Harris, Robert J. ; traduit de l’anglais par Natalie Zimmermann
Science-fiction
Paris : Belfond, 2021, 352 pages, 21 €
🙂 Mise en garde
Ce qui est le plus remarquable dans ce roman, c’est son début. C’est un livre que l’on achète parce qu’il semble être fait de péripéties religieuses se déroulant dans une période post Moyen Âge tardif en Angleterre. Une fois que vous êtes confortablement assis, les premières pages semblent le confirmer … jusqu’à la page 33. Et là, tout chavire. Votre cerveau comprend enfin pourquoi quelques termes l’ont déstabilisé et dans quoi il est réellement entraîné : un récit post apocalyptique. De la science-fiction, en clair. Avec, en toile de fond, l’effondrement d’une civilisation moderne sur-digitalisée.
Le retour de l’Inquisition
On suit donc les tribulations du Père Christopher Fairfax dans une société frustre, peu développée, pas si éloignée que ça des conditions de vie qui caractérisaient le millésime 1464 dans la vraie histoire de l’humanité. Le tout est sévèrement régenté par une théocratie agressive, restrictive et paranoïaque qui n’a de cesse de traquer tout qui s’écarte des règles édictées. D’ailleurs, l’Inquisition est de retour … Le simple fait de posséder un artéfact des temps honnis est passible des pires châtiments. Envoyé dans un village isolé du bout de l’Angleterre pour célébrer les funérailles du père Lacy, Fairfax découvre que le contexte est beaucoup plus dangereux que prévu. Indubitablement, le père Lacy pouvait être catalogué « hérétique ». Le roman s’engage alors dans le récit de ses investigations et des effets que tout ce remue-ménage va provoquer.
Une excellente idée qui part en capilotade
Annoncé comme cela, le livre est très prometteur et le reste pendant son premier tiers. Et puis, il ne décolle pas. Le style est inexplicablement quelconque, l’histoire convenue et prévisible et les scènes parfois à la limite de la littérature pour adolescents.
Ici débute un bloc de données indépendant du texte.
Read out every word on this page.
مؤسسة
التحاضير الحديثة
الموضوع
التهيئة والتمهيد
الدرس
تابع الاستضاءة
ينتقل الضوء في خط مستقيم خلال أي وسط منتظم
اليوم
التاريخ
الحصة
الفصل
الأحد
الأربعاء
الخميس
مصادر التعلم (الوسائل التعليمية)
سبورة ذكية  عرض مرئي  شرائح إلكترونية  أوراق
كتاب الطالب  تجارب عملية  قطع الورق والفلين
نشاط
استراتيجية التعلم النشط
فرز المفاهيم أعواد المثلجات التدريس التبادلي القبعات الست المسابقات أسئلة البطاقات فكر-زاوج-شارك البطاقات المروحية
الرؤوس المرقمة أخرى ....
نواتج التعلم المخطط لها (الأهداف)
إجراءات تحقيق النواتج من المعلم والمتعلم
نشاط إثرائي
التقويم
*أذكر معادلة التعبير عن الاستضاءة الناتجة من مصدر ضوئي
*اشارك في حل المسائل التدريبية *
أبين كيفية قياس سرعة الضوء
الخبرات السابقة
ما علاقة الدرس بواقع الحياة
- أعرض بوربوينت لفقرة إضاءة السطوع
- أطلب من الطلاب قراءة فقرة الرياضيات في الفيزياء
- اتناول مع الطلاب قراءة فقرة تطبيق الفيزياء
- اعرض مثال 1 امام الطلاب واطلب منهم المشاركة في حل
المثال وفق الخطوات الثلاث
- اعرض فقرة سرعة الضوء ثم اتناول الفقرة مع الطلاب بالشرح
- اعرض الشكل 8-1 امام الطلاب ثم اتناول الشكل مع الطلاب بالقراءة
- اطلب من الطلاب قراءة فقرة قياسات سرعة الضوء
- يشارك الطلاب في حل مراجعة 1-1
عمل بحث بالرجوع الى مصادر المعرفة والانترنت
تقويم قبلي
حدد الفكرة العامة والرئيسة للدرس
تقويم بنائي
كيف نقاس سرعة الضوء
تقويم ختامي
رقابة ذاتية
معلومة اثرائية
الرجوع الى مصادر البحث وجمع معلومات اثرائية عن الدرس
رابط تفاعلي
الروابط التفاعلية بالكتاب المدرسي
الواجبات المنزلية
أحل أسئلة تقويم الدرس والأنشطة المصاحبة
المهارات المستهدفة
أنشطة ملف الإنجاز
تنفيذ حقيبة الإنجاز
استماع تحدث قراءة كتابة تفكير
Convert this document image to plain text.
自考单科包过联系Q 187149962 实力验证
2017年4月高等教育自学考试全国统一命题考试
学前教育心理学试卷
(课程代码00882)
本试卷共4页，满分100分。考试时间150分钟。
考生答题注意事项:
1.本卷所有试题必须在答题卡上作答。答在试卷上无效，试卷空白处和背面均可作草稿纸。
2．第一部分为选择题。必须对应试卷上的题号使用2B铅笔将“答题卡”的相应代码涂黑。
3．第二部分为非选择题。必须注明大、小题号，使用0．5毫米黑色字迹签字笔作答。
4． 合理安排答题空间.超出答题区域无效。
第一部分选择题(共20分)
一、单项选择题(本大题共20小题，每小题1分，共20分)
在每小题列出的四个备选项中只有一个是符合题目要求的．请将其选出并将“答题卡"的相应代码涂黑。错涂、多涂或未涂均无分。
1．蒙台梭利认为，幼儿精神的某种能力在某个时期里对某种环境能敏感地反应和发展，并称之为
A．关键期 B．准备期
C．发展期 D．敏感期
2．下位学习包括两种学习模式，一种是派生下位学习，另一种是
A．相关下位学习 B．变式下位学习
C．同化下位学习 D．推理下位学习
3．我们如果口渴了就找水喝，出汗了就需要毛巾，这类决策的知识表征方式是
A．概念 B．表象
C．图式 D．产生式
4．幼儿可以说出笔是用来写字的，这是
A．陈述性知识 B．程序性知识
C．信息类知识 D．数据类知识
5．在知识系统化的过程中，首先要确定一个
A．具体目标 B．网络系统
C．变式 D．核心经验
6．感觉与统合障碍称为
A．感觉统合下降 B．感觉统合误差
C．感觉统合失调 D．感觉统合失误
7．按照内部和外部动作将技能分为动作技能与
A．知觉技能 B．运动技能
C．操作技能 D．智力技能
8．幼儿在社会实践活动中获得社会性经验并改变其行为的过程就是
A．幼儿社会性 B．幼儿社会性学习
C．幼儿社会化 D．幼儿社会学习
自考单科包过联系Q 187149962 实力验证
C’est plat, plutôt ennuyeux et seule l’envie de connaître le dénouement donne le courage d’aller au bout de l’aventure. L’auteur revient à une forme plus mature et autrement mieux torchée dans les quatre derniers chapitres … pour nous abandonner dans un final tronqué. La seule explication étant qu’une suite a été programmée. Sinon, on peut penser qu’il se débarrasse de son récit, lui-même pas du tout convaincu par ce qui a précédé.
« Le second sommeil » est l’exemple typique de l’excellente idée qui part en capilotade. Ce n’est en tout cas pas lui qui détrônera le chef-d’œuvre de Walter M. Miller, « Un cantique pour Leibowitz » (1960), basé sur la même thématique. Et pour ceux qui s’étonneraient que Robert Harris se risque sur les territoires de la science-fiction, rappelons qu’il est l’auteur d’un remarquable roman uchronique : « Fatherland » (1992). Dommage.